Hard links are not a suitable alternative here. When you deduplicate files, you typically want copy-on-write: if an app writes to one file, it should not change the other. Because of this, I would be extremely scared to use anything based on hard links.

In any case, a good design is to ask the kernel to do the dedupe step after user space has found duplicates. The kernel can double-check for you that they are really identical before doing the dedupe. This is available on Linux as the ioctl BTRFS_IOC_FILE_EXTENT_SAME.

rzzzt · 2025-02-28T07:03:01 1740726181

It was for me. I was using rsync with "--link-dest" earlier for this purpose, but that only works if the file is present in consecutive backups. I wanted to have the option of seeing a potentially different subset of files for each backup and saving disk space at the same time.

Restic and Borg can do this at the block level, which is more effective but requires the tool to be installed when I want to check out something.

620gelato · 2025-02-27T17:38:41 1740677921

Oh the sha-256 hashes are precisely what I used for a quick script I put together to parse through various backups of my work laptop in different places (tool changes and laziness). I had 10 different backups going back 4 years, and I wanted to make sure I - 1) preserved all unique files, 2) preserve the latest folder structure they showed up in.

Using sha256 was a no-brainer, at least for me.

pmarreck · 2025-02-25T18:58:26 1740509906

xxHash (or xxh3 which I believe is even faster) is massively faster than SHA256 at the cost of security, which is unnecessary here.

Of course, engineering being what it is, it's possible that only one of these has hardware support and thus might end up actually being faster in realtime.

PhilipRoman · 2025-02-25T21:14:39 1740518079

Blake3 is my favorite for this kind of thing.
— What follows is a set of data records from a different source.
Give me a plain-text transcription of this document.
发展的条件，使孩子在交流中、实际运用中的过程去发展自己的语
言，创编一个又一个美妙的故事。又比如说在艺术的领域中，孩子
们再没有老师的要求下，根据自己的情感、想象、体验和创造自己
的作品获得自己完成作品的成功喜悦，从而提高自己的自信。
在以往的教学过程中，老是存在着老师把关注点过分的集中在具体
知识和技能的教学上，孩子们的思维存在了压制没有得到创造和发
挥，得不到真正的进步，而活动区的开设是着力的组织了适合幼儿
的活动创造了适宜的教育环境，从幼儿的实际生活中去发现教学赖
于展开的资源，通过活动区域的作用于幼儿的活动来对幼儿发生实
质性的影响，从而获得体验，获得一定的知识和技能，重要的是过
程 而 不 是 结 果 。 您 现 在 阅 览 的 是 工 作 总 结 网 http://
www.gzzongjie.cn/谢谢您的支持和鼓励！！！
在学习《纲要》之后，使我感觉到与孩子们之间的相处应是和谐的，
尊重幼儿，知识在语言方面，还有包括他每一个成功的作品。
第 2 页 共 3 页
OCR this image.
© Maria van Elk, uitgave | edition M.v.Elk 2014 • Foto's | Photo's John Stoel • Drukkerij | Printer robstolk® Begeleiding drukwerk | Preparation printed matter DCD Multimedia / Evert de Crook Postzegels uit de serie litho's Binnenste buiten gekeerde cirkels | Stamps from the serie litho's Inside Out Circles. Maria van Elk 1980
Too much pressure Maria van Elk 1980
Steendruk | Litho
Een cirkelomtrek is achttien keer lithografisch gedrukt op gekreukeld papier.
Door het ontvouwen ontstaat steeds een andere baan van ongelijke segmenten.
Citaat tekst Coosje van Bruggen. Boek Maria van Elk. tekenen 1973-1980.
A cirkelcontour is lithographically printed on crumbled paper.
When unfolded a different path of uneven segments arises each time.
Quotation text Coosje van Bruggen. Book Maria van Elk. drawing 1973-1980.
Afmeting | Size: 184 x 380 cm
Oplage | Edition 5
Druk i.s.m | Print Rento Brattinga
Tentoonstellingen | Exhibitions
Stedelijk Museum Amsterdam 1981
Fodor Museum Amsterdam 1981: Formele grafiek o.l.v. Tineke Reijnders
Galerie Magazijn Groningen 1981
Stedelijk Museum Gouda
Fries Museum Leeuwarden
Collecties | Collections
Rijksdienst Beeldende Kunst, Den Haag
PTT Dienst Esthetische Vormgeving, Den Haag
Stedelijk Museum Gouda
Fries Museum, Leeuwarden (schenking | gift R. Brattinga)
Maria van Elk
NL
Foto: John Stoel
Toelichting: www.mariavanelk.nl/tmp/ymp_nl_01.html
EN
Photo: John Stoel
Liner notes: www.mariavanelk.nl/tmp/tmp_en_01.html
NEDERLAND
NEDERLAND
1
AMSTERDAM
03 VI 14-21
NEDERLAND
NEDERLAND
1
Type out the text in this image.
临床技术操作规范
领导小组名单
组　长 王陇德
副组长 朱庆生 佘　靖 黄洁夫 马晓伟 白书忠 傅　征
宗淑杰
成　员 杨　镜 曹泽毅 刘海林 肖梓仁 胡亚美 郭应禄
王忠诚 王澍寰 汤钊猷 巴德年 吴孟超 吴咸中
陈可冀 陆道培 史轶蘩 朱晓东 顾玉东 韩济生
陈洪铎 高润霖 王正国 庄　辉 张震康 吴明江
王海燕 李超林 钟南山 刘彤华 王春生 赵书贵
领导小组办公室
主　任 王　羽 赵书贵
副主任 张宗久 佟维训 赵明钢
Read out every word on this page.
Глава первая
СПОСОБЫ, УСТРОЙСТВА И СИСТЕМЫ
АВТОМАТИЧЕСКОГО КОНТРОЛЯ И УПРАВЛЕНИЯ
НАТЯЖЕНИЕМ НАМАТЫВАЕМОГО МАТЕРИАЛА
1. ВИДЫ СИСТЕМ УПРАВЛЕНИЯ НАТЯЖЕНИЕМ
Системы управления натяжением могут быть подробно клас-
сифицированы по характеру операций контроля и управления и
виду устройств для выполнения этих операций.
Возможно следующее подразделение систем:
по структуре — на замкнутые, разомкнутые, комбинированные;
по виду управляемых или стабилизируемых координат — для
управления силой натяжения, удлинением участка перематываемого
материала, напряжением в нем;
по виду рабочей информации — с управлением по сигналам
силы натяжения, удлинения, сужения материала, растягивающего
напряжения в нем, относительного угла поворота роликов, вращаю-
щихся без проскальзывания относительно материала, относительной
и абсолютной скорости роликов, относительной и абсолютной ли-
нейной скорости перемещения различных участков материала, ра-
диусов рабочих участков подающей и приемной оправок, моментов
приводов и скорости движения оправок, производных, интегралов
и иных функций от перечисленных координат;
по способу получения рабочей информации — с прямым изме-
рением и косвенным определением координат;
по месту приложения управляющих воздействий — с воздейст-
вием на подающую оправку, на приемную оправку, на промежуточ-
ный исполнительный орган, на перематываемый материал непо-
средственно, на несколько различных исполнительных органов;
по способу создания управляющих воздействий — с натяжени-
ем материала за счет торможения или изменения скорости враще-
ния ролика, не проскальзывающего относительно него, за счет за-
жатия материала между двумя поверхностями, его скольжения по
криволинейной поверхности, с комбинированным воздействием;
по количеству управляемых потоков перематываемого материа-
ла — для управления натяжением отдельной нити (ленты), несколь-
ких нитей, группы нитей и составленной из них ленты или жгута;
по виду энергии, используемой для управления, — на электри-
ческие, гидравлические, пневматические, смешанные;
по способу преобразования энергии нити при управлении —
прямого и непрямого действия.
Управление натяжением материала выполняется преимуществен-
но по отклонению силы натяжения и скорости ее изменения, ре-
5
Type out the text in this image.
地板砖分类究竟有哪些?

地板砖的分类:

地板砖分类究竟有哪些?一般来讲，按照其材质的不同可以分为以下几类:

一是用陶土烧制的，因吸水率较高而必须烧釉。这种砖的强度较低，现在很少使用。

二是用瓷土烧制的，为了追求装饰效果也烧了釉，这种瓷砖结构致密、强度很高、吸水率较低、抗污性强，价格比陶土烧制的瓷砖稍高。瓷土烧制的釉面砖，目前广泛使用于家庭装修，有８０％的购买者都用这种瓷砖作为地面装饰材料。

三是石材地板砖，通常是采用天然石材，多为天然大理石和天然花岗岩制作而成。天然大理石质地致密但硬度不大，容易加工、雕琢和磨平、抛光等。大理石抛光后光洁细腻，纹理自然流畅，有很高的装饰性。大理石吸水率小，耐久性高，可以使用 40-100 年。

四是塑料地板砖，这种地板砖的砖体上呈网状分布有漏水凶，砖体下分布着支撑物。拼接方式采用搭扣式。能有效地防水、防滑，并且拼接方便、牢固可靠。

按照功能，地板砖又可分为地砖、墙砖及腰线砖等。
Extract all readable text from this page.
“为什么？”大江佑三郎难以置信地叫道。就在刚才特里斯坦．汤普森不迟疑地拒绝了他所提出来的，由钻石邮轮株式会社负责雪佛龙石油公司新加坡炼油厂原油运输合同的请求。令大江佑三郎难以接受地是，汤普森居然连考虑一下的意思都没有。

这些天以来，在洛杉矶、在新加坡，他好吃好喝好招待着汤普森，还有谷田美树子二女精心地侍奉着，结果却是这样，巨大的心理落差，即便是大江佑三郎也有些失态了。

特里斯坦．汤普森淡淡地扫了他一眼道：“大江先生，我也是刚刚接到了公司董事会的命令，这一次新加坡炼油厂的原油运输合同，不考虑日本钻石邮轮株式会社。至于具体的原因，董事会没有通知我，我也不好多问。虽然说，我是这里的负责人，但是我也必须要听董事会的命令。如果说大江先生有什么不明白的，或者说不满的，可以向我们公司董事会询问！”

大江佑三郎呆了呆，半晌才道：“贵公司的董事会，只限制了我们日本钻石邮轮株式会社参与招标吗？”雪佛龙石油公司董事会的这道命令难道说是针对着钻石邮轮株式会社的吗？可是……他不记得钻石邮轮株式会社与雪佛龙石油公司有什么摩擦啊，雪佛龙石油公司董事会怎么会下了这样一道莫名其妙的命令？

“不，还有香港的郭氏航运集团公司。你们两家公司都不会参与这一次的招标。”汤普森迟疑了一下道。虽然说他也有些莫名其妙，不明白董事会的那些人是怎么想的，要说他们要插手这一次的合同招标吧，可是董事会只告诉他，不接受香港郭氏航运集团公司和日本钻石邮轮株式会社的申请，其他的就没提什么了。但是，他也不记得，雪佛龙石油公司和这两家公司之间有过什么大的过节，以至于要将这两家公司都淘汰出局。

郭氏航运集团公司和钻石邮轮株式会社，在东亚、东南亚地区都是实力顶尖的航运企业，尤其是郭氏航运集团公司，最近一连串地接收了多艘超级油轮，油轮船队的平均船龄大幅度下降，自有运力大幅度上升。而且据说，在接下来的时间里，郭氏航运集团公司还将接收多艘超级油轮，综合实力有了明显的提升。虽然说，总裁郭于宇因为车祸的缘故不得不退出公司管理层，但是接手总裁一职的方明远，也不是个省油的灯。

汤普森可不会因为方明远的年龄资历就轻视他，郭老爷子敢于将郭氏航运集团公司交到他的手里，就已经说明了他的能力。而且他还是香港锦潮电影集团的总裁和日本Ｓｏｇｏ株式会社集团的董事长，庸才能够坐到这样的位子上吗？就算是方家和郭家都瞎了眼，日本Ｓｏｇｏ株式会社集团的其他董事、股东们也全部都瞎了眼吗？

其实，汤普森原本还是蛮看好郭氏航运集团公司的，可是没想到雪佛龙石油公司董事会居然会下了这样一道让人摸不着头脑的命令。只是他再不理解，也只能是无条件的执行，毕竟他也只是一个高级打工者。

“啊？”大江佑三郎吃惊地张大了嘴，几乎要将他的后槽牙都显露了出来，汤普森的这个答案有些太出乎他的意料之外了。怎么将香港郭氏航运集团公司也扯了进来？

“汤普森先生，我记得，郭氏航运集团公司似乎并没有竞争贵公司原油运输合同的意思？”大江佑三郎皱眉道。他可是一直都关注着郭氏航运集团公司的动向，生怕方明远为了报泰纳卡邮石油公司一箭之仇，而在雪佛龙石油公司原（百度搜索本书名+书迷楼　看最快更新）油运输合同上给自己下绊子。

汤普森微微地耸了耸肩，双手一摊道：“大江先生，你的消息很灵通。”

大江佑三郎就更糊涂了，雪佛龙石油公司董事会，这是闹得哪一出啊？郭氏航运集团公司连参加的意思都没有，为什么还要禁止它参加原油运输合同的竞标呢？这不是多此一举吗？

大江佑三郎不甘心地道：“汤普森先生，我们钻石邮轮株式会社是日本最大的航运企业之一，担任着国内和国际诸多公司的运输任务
It's a cryptographic hash (maybe not the world's strongest, but considered secure), and also fast enough that in real world scenarios it performs just as well as non-crypto hashes like xx.

f1shy · 2025-02-25T18:09:50 1740506990

I think the prob. is not so low. I remember reading here about a person getting a foto of another chat in a chat application, which was using sha in the background. I do not recall all the details, it is improbable, but possible.

sgerenser · 2025-02-25T18:26:31 1740507991

LOL nope, I seriously doubt that was the result of a SHA256 collision.

kittoes · 2025-02-25T18:23:55 1740507835

The probability is truly, obscenely, low. If you read about a collision then you surely weren't reading about SHA256.

https://crypto.stackexchange.com/questions/47809/why-havent-...

amelius · 2025-02-25T18:17:09 1740507429

Or just use whatever algorithm rsync uses.